Anyone looking for a sign that the company is slowing down will not find it here. Quite the opposite. The presentation frames Germany as the next expansion front, with a go-to-market strategy built around 5 core clusters, a stated Rhine priority, and a first opening planned for H1 2026. Later in the presentation, a package deal is shown with two German sites, in Dusseldorf and Frankfurt, both expected to open in Q2 2028.

This is where the counter-thesis deserves to be stated in full. One can argue that Retailors is not buying France for immediate earnings harvest, but to build a large enough European layer to justify dominant sites, commercial leverage, and eventually stronger operating leverage. If that proves right, 2025 may look in hindsight like a normal transition year.
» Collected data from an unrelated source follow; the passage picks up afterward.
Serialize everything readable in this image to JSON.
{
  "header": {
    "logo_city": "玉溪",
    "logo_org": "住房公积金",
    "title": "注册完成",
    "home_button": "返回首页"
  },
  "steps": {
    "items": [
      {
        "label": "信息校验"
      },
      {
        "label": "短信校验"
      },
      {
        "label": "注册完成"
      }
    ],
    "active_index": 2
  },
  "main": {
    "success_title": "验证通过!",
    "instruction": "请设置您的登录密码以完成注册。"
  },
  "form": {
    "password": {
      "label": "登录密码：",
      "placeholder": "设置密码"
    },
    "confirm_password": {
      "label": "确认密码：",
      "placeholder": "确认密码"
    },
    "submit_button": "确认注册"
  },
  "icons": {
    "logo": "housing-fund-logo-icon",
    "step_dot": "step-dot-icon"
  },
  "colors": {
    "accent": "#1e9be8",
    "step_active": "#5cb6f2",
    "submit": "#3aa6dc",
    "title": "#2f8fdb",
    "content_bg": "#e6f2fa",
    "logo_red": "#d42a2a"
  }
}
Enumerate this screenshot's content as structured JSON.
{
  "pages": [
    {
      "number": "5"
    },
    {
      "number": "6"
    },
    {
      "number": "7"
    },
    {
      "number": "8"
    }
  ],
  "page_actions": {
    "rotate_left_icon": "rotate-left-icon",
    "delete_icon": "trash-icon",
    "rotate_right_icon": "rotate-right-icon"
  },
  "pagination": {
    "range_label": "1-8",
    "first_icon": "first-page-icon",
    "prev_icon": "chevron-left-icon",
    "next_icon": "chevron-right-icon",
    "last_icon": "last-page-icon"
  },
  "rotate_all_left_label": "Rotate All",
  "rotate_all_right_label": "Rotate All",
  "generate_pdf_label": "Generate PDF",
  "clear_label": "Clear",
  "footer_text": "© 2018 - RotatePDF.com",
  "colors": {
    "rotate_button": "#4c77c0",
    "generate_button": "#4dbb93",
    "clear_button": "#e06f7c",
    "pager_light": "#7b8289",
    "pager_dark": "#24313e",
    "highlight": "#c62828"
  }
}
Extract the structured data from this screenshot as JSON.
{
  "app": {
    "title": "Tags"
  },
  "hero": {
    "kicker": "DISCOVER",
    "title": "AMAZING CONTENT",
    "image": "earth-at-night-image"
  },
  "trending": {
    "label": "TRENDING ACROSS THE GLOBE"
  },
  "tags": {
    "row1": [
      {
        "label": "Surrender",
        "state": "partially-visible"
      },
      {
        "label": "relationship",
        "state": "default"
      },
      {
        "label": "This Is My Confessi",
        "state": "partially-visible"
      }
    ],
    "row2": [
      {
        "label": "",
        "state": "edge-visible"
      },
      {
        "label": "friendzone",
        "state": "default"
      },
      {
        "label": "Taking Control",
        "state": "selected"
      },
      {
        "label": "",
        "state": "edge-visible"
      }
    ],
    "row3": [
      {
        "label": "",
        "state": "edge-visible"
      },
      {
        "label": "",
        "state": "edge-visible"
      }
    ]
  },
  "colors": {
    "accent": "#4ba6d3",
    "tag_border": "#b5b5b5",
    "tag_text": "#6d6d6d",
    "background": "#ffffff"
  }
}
But for now the Germany pipeline actually strengthens the cautious reading: Europe still requires more openings, more flagship sites, and more time. A company in harvest mode does not talk about 5 core clusters, Rhine priority, and a first opening in 2026 while France has not yet completed one full year inside the reported base. That is not negative by itself. It simply means Retailors’ European story is still a network-development story before it becomes a profit-extraction story.

Bottom Line

Europe became a major revenue engine for Retailors in 2025, and France sits at the center of that shift. But once the numbers are broken down, the profit layer is not yet keeping the same pace. The France deal added 12 stores, NIS 137.1 million of revenue, and a long-dated license platform that expands the company’s reach. At the same time it also brought goodwill, leases, loans, direct deal costs, and a very modest initial profit contribution.

So the right thesis today is not that Europe does not work, and not that Europe has already proven itself either. The cleaner reading is this: Retailors’ Europe platform already generates enough volume to reshape the group, but not yet enough clean profit to end the debate. Anyone who wants to see Europe as a proven value engine needs to see three things over the next 2 to 4 quarters at the same time: France delivering better profitability on a full-year basis, Europe moving through a period without material closure losses, and Germany opening without another margin dip before the mature-store base recovers.